Truly there are people in this world far too invested in the media they consume — I should know, I've been there. On more than one occasion I've found myself fuming with a pathologically stupid rage at a review — but I happen to be an idiot, and I'm of the crazy opinion that reasonable human beings should know better.
This story was originally published in July 2012.
I used to wonder if the shitstorms that follow negative reviews were a phenomenon exclusive to video games — the result of console tribalism, a byproduct of the money we invest in them. But thanks to the release of The Dark Knight Rises, we have proof that is not the case. It's simply the end result of collective stupidity, and every form of entertainment is susceptible. It doesn't matter if the product is interactive, it doesn't matter if it's played on a costly device. If people are passionately invested in something, they will react badly to criticism of that product. If that passion is lathered to a dense, frothy fervour, it can become destructive and innocent people get hurt.
On Rotten Tomatoes today, Editor in Chief Matt Atchity was forced to make this post, a short address to those who had bombarded the first negative review of The Dark Knight Rises with threats, hate speech, all the good stuff. The whole situation, as someone who used to write reviews for a living, was completely painful to watch — it's this sort of silliness that contributed heavily to my decision to not review games on Kotaku Australia. I want no part of this mob, and I have no interest in adding my own voice to that pointless drone of white noise.
But I do have a little suggestion — maybe we should start caring a little less about the media we consume?
As a teenager, and even into my early 20s, I was utterly guilty of allowing the movies I watched, the music I listened to and the video games I played, to define me. In a sense I think that is — if not the endgame — definitely a touching point for the complicated process of fandom. It is for this reason that, as a 19 year old I, without a single shred of irony, believed that The Phantom Menace was a decent movie.
But at some point I — sensibly — decided to stop giving a shit about someone else's opinion of the things I loved.
At its base root, extreme fandom — the kind that motivates a normally lucid human being to verbally attack another person over the internet — is the end result of insecurity.

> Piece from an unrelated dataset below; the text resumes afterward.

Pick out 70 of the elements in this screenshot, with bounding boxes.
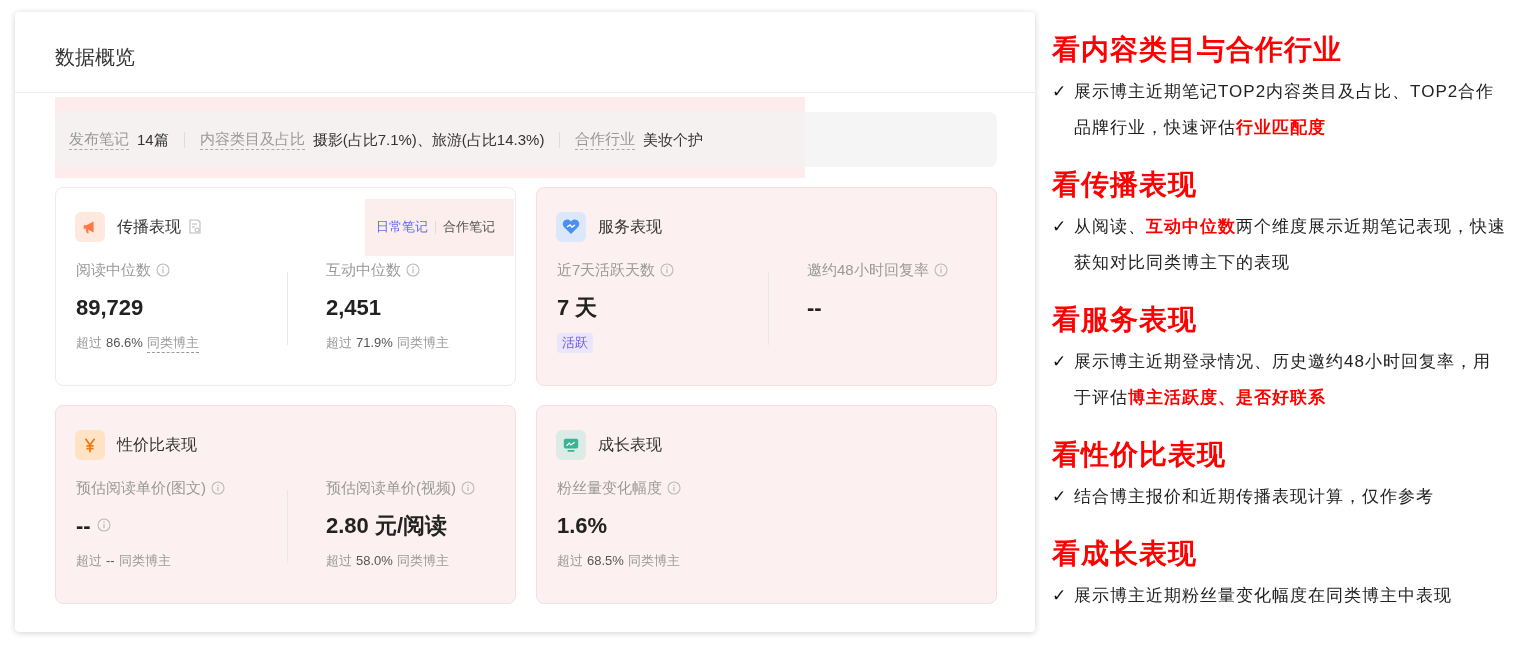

Is this thing that I am so heavily invested in truly worth that investment? Am I secure in my own opinions about this thing? These are the questions you ask yourself and for some weird reason the answers are important to you. Your opinions must be reaffirmed in others. You must target the strange rage you feel towards those with dissenting opinions. And it must be done en masse, alongside those who feel the same way as you.
Why not save yourself that angst? Why not simply care less?

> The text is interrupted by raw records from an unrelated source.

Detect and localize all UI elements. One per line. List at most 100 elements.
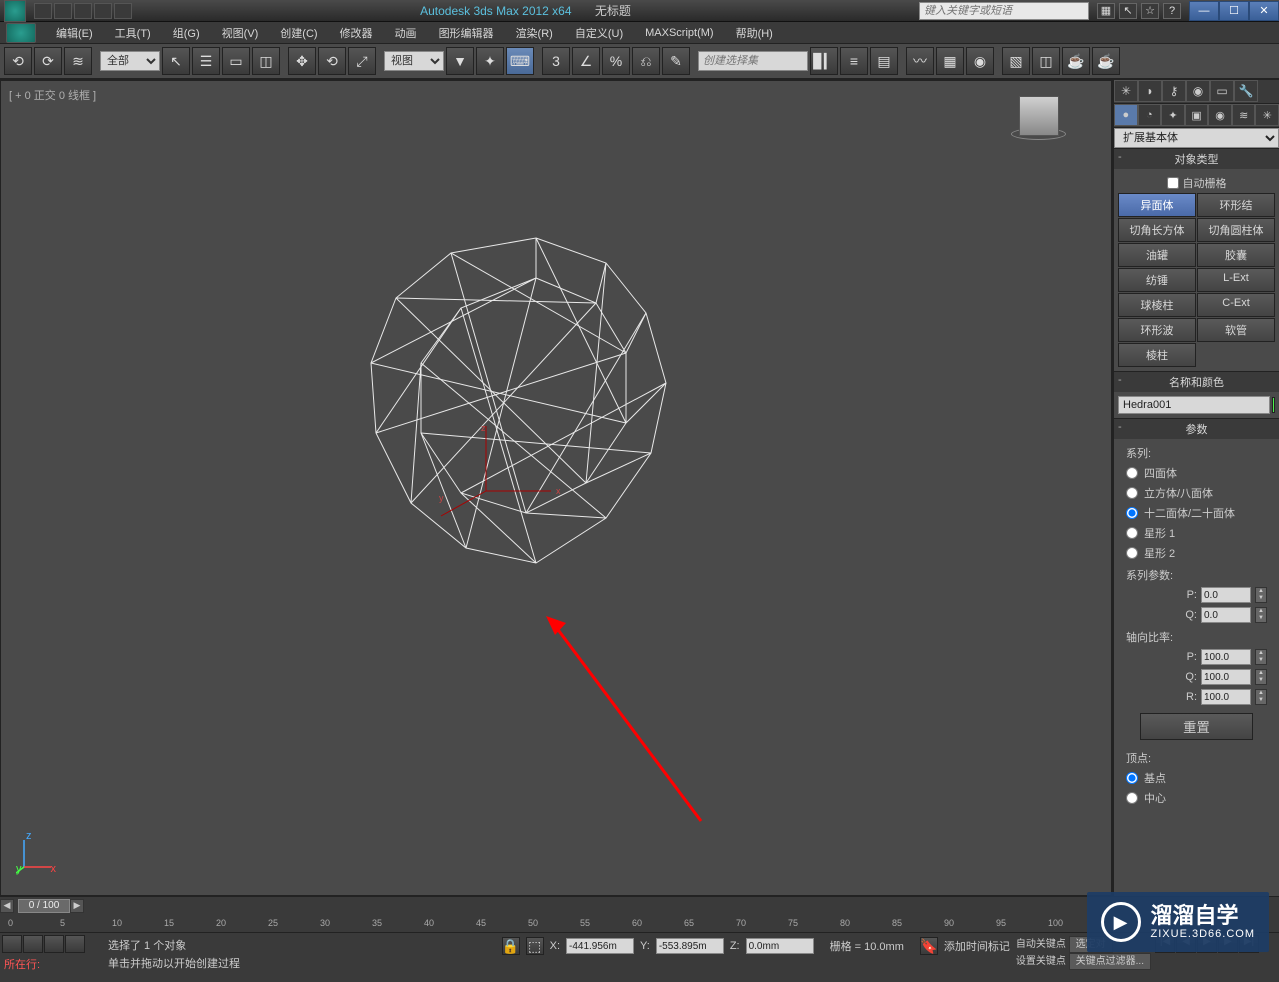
viewport-label[interactable]: [ + 0 正交 0 线框 ] (9, 87, 96, 103)
type-btn-6[interactable]: 纺锤 (1118, 268, 1196, 292)
menu-group[interactable]: 组(G) (163, 23, 210, 43)
p-spinner[interactable]: ▲▼ (1255, 587, 1267, 603)
type-btn-5[interactable]: 胶囊 (1197, 243, 1275, 267)
type-btn-11[interactable]: 软管 (1197, 318, 1275, 342)
type-btn-0[interactable]: 异面体 (1118, 193, 1196, 217)
rotate-icon[interactable]: ⟲ (318, 47, 346, 75)
grid-icon[interactable]: ▦ (1097, 3, 1115, 19)
type-btn-1[interactable]: 环形结 (1197, 193, 1275, 217)
subtab-space[interactable]: ≋ (1232, 104, 1256, 126)
tc-2[interactable] (23, 935, 43, 953)
subtab-helpers[interactable]: ◉ (1208, 104, 1232, 126)
type-btn-9[interactable]: C-Ext (1197, 293, 1275, 317)
ar-input[interactable] (1201, 689, 1251, 705)
family-radio-3[interactable] (1126, 527, 1138, 539)
family-radio-1[interactable] (1126, 487, 1138, 499)
type-btn-7[interactable]: L-Ext (1197, 268, 1275, 292)
select-window-icon[interactable]: ◫ (252, 47, 280, 75)
help-icon[interactable]: ? (1163, 3, 1181, 19)
aq-spinner[interactable]: ▲▼ (1255, 669, 1267, 685)
manip-icon[interactable]: ✦ (476, 47, 504, 75)
pivot-icon[interactable]: ▼ (446, 47, 474, 75)
menu-graph[interactable]: 图形编辑器 (429, 23, 504, 43)
unlink-icon[interactable]: ⟳ (34, 47, 62, 75)
app-menu-icon[interactable] (6, 23, 36, 43)
pointer-icon[interactable]: ↖ (1119, 3, 1137, 19)
vertex-radio-0[interactable] (1126, 772, 1138, 784)
app-icon[interactable] (4, 0, 26, 22)
scale-icon[interactable]: ⤢ (348, 47, 376, 75)
set-key-button[interactable]: 设置关键点 (1016, 956, 1066, 967)
ap-input[interactable] (1201, 649, 1251, 665)
snap-angle-icon[interactable]: ∠ (572, 47, 600, 75)
iso-icon[interactable]: ⬚ (526, 937, 544, 955)
lock-icon[interactable]: 🔒 (502, 937, 520, 955)
minimize-button[interactable]: — (1189, 1, 1219, 21)
p-input[interactable] (1201, 587, 1251, 603)
menu-animation[interactable]: 动画 (385, 23, 427, 43)
key-filter-button[interactable]: 关键点过滤器... (1069, 953, 1151, 970)
tc-1[interactable] (2, 935, 22, 953)
save-icon[interactable] (74, 3, 92, 19)
subtab-cameras[interactable]: ▣ (1185, 104, 1209, 126)
tab-motion[interactable]: ◉ (1186, 80, 1210, 102)
color-swatch[interactable] (1272, 397, 1275, 413)
autogrid-checkbox[interactable] (1167, 177, 1179, 189)
maximize-button[interactable]: ☐ (1219, 1, 1249, 21)
tab-display[interactable]: ▭ (1210, 80, 1234, 102)
render-frame-icon[interactable]: ◫ (1032, 47, 1060, 75)
auto-key-button[interactable]: 自动关键点 (1016, 939, 1066, 950)
tab-utilities[interactable]: 🔧 (1234, 80, 1258, 102)
mirror-icon[interactable]: ▊▎ (810, 47, 838, 75)
family-radio-4[interactable] (1126, 547, 1138, 559)
open-icon[interactable] (54, 3, 72, 19)
params-header[interactable]: 参数 (1114, 419, 1279, 439)
menu-tools[interactable]: 工具(T) (105, 23, 161, 43)
tag-icon[interactable]: 🔖 (920, 937, 938, 955)
family-radio-0[interactable] (1126, 467, 1138, 479)
type-btn-3[interactable]: 切角圆柱体 (1197, 218, 1275, 242)
edit-named-icon[interactable]: ✎ (662, 47, 690, 75)
search-input[interactable] (919, 2, 1089, 20)
material-icon[interactable]: ◉ (966, 47, 994, 75)
object-type-header[interactable]: 对象类型 (1114, 149, 1279, 169)
tab-modify[interactable]: ◗ (1138, 80, 1162, 102)
type-btn-8[interactable]: 球棱柱 (1118, 293, 1196, 317)
select-icon[interactable]: ↖ (162, 47, 190, 75)
type-btn-10[interactable]: 环形波 (1118, 318, 1196, 342)
render-prod-icon[interactable]: ☕ (1092, 47, 1120, 75)
menu-help[interactable]: 帮助(H) (726, 23, 783, 43)
subtab-lights[interactable]: ✦ (1161, 104, 1185, 126)
move-icon[interactable]: ✥ (288, 47, 316, 75)
snap-percent-icon[interactable]: % (602, 47, 630, 75)
subtab-shapes[interactable]: ◔ (1138, 104, 1162, 126)
object-name-input[interactable] (1118, 396, 1270, 414)
bind-icon[interactable]: ≋ (64, 47, 92, 75)
menu-modifiers[interactable]: 修改器 (330, 23, 383, 43)
type-btn-4[interactable]: 油罐 (1118, 243, 1196, 267)
redo-icon[interactable] (114, 3, 132, 19)
star-icon[interactable]: ☆ (1141, 3, 1159, 19)
render-icon[interactable]: ☕ (1062, 47, 1090, 75)
curve-editor-icon[interactable]: 〰 (906, 47, 934, 75)
add-time-tag[interactable]: 添加时间标记 (944, 938, 1010, 954)
snap-spinner-icon[interactable]: ⎌ (632, 47, 660, 75)
new-icon[interactable] (34, 3, 52, 19)
tab-hierarchy[interactable]: ⚷ (1162, 80, 1186, 102)
z-input[interactable] (746, 938, 814, 954)
family-radio-2[interactable] (1126, 507, 1138, 519)
time-prev[interactable]: ◀ (0, 899, 14, 913)
reset-button[interactable]: 重置 (1140, 713, 1253, 740)
q-spinner[interactable]: ▲▼ (1255, 607, 1267, 623)
menu-customize[interactable]: 自定义(U) (565, 23, 633, 43)
align-icon[interactable]: ≡ (840, 47, 868, 75)
q-input[interactable] (1201, 607, 1251, 623)
layers-icon[interactable]: ▤ (870, 47, 898, 75)
refcoord-dropdown[interactable]: 视图 (384, 51, 444, 71)
time-slider[interactable]: 0 / 100 (18, 899, 70, 913)
ar-spinner[interactable]: ▲▼ (1255, 689, 1267, 705)
vertex-radio-1[interactable] (1126, 792, 1138, 804)
link-icon[interactable]: ⟲ (4, 47, 32, 75)
subtab-systems[interactable]: ✳ (1255, 104, 1279, 126)
x-input[interactable] (566, 938, 634, 954)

Just care less. Matt Atchity correctly stated there are more important things to get angry about; shouting down reviewers who didn't like the thing you love is petty in the grand scheme of things. But I say that's just a symptom; the root-cause is far deeper. It's the end result of allowing the products you consume, or the hobby you engage with, to define you.
I've been there, and it felt good to just let it go. It's pretty painful to continue taking negativity personally, and it's exhausting to continue being an 'angry person on the internet'. You are more than the video games you play; the movies you watch and the music you listen to should be of little consequence to others, and you shouldn't take it personally when others feel differently about the things you love.
Just let it go. Kill your darlings. We should simply care less about the media we are invested in. The internet, and the world, will be a much nicer place as a result.